How do you know if you’re successful? Well, if you are a student, a key performance indicator (KPI) is your grade point average. If you are a hockey goalie, it’s your goals against average. If you are a sales rep, it’s your sales relative to quota. But if you are a marketer, what KPI do you use?
The wide array of promotion channels now available to pharmaceutical marketers has provided a significant opportunity to engage customers based upon their preferences. However, measuring the success of these marketing campaigns has become more challenging. Today, the pharmaceutical industry tends to measure engagement with our tactics. A few examples:
- The e-mail open rate was 2%.
- We had 5,000 hits on the product Web page last month.
- Session time on the Web site averaged 1.5 minutes.
- The average duration of a completed call from the call center was 90 seconds.
While these metrics may generate some interest, they provide little information as to whether these tactics were successful. And understanding what action to take based upon this data is not clear. Perhaps adding benchmarks will provide the appropriate context:
- The e-mail open rate was 2%, compared with a benchmark of 1%.

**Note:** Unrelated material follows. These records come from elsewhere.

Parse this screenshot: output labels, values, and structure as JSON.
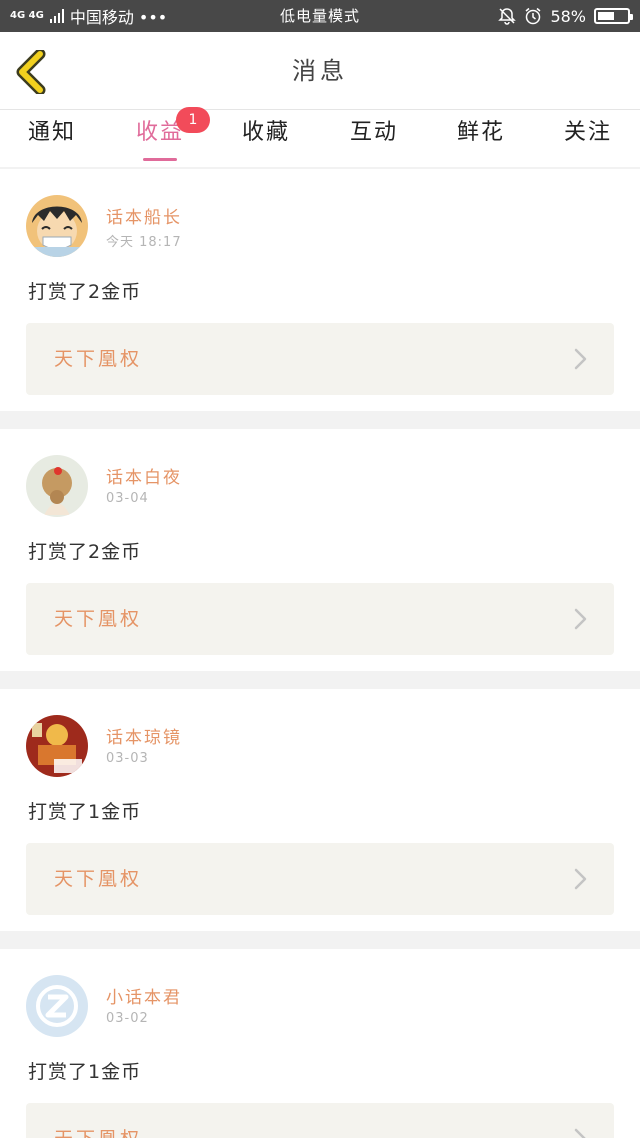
{
  "status_bar": {
    "network": "4G 4G",
    "carrier": "中国移动 •••",
    "mode": "低电量模式",
    "battery_percent": "58%",
    "battery_level": 0.58
  },
  "navbar": {
    "back_icon": "chevron-left-icon",
    "title": "消息"
  },
  "tabs": [
    {
      "label": "通知",
      "active": false
    },
    {
      "label": "收益",
      "active": true,
      "badge": "1"
    },
    {
      "label": "收藏",
      "active": false
    },
    {
      "label": "互动",
      "active": false
    },
    {
      "label": "鲜花",
      "active": false
    },
    {
      "label": "关注",
      "active": false
    }
  ],
  "messages": [
    {
      "user": "话本船长",
      "time": "今天 18:17",
      "text": "打赏了2金币",
      "book": "天下凰权"
    },
    {
      "user": "话本白夜",
      "time": "03-04",
      "text": "打赏了2金币",
      "book": "天下凰权"
    },
    {
      "user": "话本琼镜",
      "time": "03-03",
      "text": "打赏了1金币",
      "book": "天下凰权"
    },
    {
      "user": "小话本君",
      "time": "03-02",
      "text": "打赏了1金币",
      "book": "天下凰权"
    }
  ],
  "colors": {
    "accent_pink": "#e06b9a",
    "name_orange": "#e59466",
    "badge_red": "#f24b5a",
    "back_yellow": "#f2d11e"
  }
}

- We had 5,000 hits on the product Web page last month, compared with a benchmark of 4,000.
- Session time on the Web site averaged 1.5 minutes, compared with a benchmark of 1 minute.
- The average duration of a completed call from the call center was 90 seconds, compared with a benchmark of 60 seconds.
We beat the benchmark in all cases. Were we successful? If our only goal was to focus on measuring engagement with individual marketing tactics, then yes. But this KPI rarely tells the whole story; to manage the business successfully, we need to know more. Specifically, each of these marketing tactics cost money to produce and deploy, and we want to know whether that was a smart investment. And each tactic delivered a customer experience, leaving an impression with that customer of our company, so we want to know whether the experience was positive and if the customer will engage with us again. What we need are new KPIs.
There are three principles that we use in developing KPIs:
- Longitudinal customer KPIs, not point-in-time tactic KPIs. The KPI examples above were all tactic-level KPIs describing behavior at a point in time. However, longitudinal customer-level KPIs are significantly more insightful. For example, knowing that the top 5% of my customers consistently engaged with my sales and marketing programs over the past six months is much more valuable than knowing what the open rate was for a single e-mail delivered last April.
To better understand customers, combine KPIs. Often, a KPI will describe a single aspect of the promotion tactic. Yet this shows only a small sliver of what is really happening. For each promotion campaign, we are interested in understanding:
- Whether the customer has engaged consistently over time
- If it generated revenue
- Why the customer engaged (or didn’t engage)
By combining all three KPIs, we know who has consistently engaged (and who has modestly engaged or not engaged) over time, how that has changed sales and why the customer engaged. It is this complete picture that enables us to obtain a clear view of our success in the marketplace and how to continue to optimize performance going forward.
- Link KPIs to the business. Prior to designing and launching KPIs, it is important to start with the business question, identify what information is needed, how the KPI will be calculated and how frequently, and who will use it. If a business decision won’t be made using the KPI, then don’t produce it.
With more and more customer data available, companies must focus on those KPIs that truly inform smart business decisions. What business decisions are made from KPIs produced in your company?